C’est assez extraordinaire qu’après cinq ans d’absence, j’ai pu trouver avec autant de facilité mon meilleur ami de collège et le convaincre tout aussi facilement de m’emmener hors de la ville aussi tard dans la soirée. Je ne m’étais pas doutée que lui et sa sœur seraient aussi contents de me voir. Ils vivent toujours chez leur père, et Arman poursuit ses études de droit dans le centre-ville. Je ne pensais pas non plus que ça me remuerait autant de le retrouver. Il était un de mes seuls amis au collège, et sans doute le seul qui m’a manqué quand je suis partie. Il arrête le moteur de sa Volkswagen et me regarde, insistant. A une époque il me faisait même rougir, avec ses yeux chocolats et son attitude toujours protectrice même quand je nous mettais dans la merde et qu’il se faisait entrainer dans les bagarres de quartiers avec moi.

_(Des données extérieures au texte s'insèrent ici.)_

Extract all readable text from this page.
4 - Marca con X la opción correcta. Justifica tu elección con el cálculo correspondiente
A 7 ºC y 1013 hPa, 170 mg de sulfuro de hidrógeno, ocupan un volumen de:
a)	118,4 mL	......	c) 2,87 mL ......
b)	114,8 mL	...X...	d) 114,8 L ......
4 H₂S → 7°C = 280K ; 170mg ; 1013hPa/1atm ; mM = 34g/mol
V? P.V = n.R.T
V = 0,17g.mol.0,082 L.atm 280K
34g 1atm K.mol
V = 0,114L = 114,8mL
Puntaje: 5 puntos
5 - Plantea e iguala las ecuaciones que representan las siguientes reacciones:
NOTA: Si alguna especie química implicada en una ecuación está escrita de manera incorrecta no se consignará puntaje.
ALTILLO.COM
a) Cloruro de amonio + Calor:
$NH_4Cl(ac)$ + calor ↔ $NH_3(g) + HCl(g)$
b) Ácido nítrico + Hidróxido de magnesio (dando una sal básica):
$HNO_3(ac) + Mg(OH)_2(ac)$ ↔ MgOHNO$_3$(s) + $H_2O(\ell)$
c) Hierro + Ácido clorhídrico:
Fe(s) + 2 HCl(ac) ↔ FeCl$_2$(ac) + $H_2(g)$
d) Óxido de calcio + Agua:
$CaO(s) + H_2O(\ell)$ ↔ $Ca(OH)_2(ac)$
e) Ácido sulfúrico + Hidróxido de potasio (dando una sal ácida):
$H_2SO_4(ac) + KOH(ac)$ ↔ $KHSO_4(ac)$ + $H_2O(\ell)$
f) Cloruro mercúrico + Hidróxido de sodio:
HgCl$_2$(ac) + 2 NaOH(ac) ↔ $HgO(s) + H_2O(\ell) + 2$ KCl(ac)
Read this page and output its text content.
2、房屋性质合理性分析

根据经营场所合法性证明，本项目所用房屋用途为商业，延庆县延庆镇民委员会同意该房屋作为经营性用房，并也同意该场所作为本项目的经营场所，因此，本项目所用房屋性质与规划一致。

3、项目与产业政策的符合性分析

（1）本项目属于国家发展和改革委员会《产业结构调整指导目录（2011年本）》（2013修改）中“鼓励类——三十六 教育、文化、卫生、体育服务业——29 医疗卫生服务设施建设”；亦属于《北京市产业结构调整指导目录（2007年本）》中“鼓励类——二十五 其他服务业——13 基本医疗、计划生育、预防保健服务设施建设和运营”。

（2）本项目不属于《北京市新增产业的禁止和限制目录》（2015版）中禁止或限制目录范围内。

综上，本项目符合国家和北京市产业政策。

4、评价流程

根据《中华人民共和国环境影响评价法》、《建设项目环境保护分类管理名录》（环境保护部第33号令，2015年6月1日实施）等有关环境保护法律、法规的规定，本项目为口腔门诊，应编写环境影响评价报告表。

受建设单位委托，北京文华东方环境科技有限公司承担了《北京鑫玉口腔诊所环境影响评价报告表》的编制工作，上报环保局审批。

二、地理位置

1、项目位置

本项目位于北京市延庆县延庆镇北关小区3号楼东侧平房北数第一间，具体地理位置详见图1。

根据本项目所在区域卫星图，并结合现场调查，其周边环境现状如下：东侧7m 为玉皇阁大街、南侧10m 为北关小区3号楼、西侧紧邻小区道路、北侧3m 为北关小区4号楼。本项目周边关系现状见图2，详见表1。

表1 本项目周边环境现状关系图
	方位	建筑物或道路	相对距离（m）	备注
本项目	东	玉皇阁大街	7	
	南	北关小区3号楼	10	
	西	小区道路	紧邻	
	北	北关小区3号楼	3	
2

                « Je t’attends.

                -Ce n’est pas la peine enfin, rentre chez toi.

                -Tu rêves. Je ne veux pas te voir re-disparaitre comme la dernière fois, pas avant que tu ne m’as raconté en détails ces cinq années d’exil. Je reste. »

                Je ne me sens pas le courage d’insister, même si je pense qu’il est inutile de m’attendre. Et aussi, j’ai un peu peur de ce qui pourrait lui arriver si d’aventure il décidait de venir me chercher. Mais comment le lui expliquer ? J’ai du mal à me l’avouer, mais son sort m’importe moins qu’il ne le devrait. Après tout, c’est un humain… Et merde.

 Devant  moi se déroule un large chemin de terre battue, bordé d’arbres touffus, menant  jusqu’à la demeure que j’aperçois à une bonne centaine de mètres, derrière un haut portail ouvragé. Il fait froid, le vent me fouette le visage, s’infiltre dans mon manteau ouvert. Je préfère cela. Je préfère le sentir, pour éviter de sombrer, de perdre tout à fait conscience.

                « Alors à toute à l’heure… » lui dis-je sans conviction.

                Je ne le reverrais jamais.

 

O

 

                Le manoir est exactement tel que l’idée que je m’en faisais. En fait, il est à peu de chose près comme toutes les idées de manoir que l’on peut se faire si on nous dit que des vampires y habitent. Une bâtisse ancienne, majestueuse, trois rangées de hautes fenêtres pour le corps principal, une imposante porte en bois, de larges balcons ouvragés sur les ailes de chaque côté… Le manoir des vampires quoi. Pas vraiment glauque ni sinistre, mais pas non plus rassurant. Froid est le mot qui lui convient, je suppose.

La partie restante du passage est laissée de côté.